Apart from that it looks like the wireguard peers are able to communicate fine, so traffic should be able to flow throw for the allowed subnets there?

laxmanvallandas commented 2 years ago

Hmm. node config show Node.Spec.PodCIDR field being set in all nodes and exactly these fields are populated to remote wireguard peers. As per below and I hope, if this field is set, node use Host-local IPAM. image. Not sure, there is any explicit way to find out the plugin in use. 😑 What confusing me is ip assigned to pods(1.1.133.0/24) is not in the range of any of the nodes PodCIDR. But, my IPPool have a broader range 1.1.128.0/17. Wondering if there any rule(somewhere) like IPPool takes priority while assigning IP's over nodes PodCIDR. 🤔

ffilippopoulos commented 2 years ago

Not sure, there is any explicit way to find out the plugin in use.

@laxmanvallandas calico config, which includes the ipam, is usually passed using a configMap: kubectl --namespace kube-system get configmaps calico-config -o yaml

laxmanvallandas commented 2 years ago

We are not using host-local. As I see that PodCIDR is the one which is propagated to remote cluster through wireguard, Looks like using a host-local is a prerequisite for this utility to give expected results.
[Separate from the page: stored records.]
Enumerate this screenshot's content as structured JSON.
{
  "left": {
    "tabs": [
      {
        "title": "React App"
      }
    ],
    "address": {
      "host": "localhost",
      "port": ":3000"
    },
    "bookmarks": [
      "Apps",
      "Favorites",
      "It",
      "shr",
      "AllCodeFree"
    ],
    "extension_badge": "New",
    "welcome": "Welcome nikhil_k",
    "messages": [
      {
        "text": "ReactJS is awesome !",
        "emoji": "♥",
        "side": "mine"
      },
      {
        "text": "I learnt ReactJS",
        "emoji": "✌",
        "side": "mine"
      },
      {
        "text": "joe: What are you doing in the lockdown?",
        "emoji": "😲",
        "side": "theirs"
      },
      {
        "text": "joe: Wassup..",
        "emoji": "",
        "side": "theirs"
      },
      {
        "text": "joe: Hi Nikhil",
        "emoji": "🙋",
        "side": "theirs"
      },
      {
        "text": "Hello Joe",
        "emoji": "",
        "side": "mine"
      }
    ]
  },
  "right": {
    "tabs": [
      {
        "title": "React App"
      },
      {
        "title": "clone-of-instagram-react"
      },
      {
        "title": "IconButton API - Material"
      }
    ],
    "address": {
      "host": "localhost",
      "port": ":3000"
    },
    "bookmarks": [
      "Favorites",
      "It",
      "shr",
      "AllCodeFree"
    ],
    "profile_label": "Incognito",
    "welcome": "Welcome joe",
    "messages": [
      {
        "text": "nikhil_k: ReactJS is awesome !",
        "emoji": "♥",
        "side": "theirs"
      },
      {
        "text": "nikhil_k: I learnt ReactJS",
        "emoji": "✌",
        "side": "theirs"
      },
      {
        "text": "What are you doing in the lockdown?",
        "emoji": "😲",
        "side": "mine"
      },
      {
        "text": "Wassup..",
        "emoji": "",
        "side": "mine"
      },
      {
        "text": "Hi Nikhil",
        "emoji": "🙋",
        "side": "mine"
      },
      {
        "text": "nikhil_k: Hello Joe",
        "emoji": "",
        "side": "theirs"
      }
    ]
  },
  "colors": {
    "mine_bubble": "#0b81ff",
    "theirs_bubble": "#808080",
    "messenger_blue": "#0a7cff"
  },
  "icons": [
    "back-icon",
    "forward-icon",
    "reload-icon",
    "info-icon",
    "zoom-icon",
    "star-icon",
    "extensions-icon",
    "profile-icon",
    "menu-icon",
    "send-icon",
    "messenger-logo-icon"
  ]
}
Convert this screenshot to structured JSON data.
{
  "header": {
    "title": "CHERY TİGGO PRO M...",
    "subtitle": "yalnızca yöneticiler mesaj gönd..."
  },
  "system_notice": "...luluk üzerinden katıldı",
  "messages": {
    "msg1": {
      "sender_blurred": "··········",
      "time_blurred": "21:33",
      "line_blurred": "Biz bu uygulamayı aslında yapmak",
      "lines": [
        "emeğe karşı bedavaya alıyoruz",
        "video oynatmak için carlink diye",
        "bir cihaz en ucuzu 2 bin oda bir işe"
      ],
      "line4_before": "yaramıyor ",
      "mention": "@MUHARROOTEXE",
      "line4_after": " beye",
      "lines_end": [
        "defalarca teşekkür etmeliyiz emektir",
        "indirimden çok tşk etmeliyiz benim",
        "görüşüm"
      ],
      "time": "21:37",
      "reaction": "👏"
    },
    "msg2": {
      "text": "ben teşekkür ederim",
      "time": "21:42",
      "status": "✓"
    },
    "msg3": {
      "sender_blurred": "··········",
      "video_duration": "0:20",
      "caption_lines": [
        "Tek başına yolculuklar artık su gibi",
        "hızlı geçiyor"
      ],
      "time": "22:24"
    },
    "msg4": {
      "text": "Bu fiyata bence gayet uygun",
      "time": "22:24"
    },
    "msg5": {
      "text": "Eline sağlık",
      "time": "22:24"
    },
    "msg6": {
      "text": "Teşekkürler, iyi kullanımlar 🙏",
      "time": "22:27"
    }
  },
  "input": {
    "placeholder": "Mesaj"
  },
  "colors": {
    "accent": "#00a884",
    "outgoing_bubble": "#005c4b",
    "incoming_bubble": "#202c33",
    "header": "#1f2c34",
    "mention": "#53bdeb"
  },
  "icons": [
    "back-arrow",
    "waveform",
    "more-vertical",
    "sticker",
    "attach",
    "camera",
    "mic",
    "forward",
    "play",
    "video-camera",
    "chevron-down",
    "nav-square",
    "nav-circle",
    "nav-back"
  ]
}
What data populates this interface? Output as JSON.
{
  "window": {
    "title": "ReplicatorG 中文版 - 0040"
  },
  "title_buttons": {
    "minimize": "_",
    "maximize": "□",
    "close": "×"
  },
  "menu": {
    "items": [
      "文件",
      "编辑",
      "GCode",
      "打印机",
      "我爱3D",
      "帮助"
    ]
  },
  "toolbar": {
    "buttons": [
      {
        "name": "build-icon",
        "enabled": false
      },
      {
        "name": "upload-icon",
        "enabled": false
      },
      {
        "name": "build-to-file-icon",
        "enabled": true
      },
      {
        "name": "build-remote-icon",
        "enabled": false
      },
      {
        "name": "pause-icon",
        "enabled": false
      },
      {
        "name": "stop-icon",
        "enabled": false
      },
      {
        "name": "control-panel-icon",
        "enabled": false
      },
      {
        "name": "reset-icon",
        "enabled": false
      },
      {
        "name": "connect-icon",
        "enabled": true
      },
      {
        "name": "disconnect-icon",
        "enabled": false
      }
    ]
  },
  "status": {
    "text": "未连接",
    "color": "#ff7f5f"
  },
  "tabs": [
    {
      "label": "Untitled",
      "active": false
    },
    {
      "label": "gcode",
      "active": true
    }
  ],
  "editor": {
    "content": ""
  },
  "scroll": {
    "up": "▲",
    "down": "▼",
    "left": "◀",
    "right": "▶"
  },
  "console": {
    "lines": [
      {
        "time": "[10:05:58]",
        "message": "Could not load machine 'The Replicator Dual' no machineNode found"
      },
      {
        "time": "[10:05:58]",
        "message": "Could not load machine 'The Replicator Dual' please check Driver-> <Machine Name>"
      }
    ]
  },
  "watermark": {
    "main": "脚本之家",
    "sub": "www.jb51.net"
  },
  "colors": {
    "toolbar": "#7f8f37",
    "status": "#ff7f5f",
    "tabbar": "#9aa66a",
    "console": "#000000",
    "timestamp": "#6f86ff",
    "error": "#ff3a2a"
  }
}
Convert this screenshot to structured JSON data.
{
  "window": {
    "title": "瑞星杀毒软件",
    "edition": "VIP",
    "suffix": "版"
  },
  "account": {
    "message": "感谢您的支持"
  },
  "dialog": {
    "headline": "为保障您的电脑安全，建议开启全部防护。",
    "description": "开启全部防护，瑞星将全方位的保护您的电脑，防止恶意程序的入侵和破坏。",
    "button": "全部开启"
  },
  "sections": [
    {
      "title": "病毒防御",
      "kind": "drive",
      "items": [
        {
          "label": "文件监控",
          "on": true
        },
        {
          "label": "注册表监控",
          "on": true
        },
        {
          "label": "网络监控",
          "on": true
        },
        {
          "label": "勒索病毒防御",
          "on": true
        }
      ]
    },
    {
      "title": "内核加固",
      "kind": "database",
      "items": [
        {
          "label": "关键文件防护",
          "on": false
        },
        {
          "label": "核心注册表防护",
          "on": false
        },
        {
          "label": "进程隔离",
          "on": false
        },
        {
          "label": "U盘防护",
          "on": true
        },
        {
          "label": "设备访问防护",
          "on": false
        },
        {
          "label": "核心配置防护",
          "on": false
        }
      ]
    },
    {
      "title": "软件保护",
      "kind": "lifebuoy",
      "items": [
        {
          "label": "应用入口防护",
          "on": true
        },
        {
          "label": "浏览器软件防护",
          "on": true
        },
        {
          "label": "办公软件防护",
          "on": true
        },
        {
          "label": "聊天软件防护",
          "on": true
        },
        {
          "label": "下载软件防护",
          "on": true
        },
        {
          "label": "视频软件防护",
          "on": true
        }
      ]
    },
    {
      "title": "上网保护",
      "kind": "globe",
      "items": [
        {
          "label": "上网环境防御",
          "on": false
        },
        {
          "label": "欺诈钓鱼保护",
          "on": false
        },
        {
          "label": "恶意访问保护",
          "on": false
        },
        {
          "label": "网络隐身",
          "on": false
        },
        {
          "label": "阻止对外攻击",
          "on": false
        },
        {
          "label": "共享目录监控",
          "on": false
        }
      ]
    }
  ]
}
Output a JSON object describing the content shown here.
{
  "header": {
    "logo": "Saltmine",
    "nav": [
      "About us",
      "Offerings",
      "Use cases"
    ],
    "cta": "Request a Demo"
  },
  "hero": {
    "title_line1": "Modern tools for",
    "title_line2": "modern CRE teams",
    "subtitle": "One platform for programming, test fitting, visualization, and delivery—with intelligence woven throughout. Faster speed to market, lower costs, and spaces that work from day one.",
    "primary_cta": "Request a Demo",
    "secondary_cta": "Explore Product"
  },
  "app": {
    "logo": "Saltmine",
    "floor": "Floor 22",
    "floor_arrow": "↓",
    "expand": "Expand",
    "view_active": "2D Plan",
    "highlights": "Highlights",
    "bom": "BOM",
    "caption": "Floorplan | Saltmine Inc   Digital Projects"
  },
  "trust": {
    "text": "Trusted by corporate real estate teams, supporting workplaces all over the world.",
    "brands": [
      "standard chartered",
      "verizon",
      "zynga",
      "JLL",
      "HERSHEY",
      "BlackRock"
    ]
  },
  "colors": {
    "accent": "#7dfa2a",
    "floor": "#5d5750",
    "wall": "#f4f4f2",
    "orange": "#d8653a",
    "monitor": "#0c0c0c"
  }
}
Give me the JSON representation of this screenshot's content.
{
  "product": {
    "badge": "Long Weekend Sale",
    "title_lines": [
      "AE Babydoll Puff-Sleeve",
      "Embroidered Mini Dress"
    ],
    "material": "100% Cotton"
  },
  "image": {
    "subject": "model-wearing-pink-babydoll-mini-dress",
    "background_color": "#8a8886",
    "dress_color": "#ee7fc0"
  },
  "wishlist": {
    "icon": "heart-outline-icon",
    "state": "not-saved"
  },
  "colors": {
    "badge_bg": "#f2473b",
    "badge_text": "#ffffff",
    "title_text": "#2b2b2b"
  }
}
Other random IP's allocated from the broader range might not be able to reach.

ffilippopoulos commented 2 years ago

@laxmanvallandas I see that the Kubernetes Nodes have a PodCIDRs field which could be potentially used for that. We follow the same approach as Calico for host-local ipam, which you posted above, and throw this field directly as allowed ips for our wireguard peers: https://github.com/utilitywarehouse/semaphore-wireguard/blob/main/runner.go#L199. If PodCIDRs is sufficient for both cases, this could be an easy and quick fix. What ipam are you using? Looks like everything else is working for you as expected.

laxmanvallandas commented 2 years ago

@ffilippopoulos I am using calico ipam. I noticed that you have added a limitation section now. Thanks for that. And, really appreciate your prompt responses. Based on the routes propagated in wireguard, I can say all that, what this service promised is working and its an easy solve compared to other solutions i gone through in the last few days. Interested to know if you have any plans to enhance or provide a workaround for non host-local ipams?

ffilippopoulos commented 2 years ago

@laxmanvallandas I am sorry this is not working with your setup as is, I do not know if switching to host-local ipam is an option for you. It is not ideal for us to support many different ipams as we are developing against our environment. This is why I asked if you could provide the value of PodCIDRs in one of your nodes, to see if there is a cheap win there and we can switch to using that field (from what I've seen so far this will continue to work with host-local ipam). Apart from that, I'll have a look on to see if I can find any nice documentation on calico-ipam and evaluate our options.

ffilippopoulos commented 2 years ago

I'looked briefly on calico-ipam and it looks like we'd have to start watching ipamblocks.crd.projectcalico.org resources in order to figure out the allowed_ips per wg peer, and it will include a lot more updates on peers config, since the list of ips will be dynamic. So supporting calico-ipam could be implemented but it will not be trivial, and would require some design for the added complexity.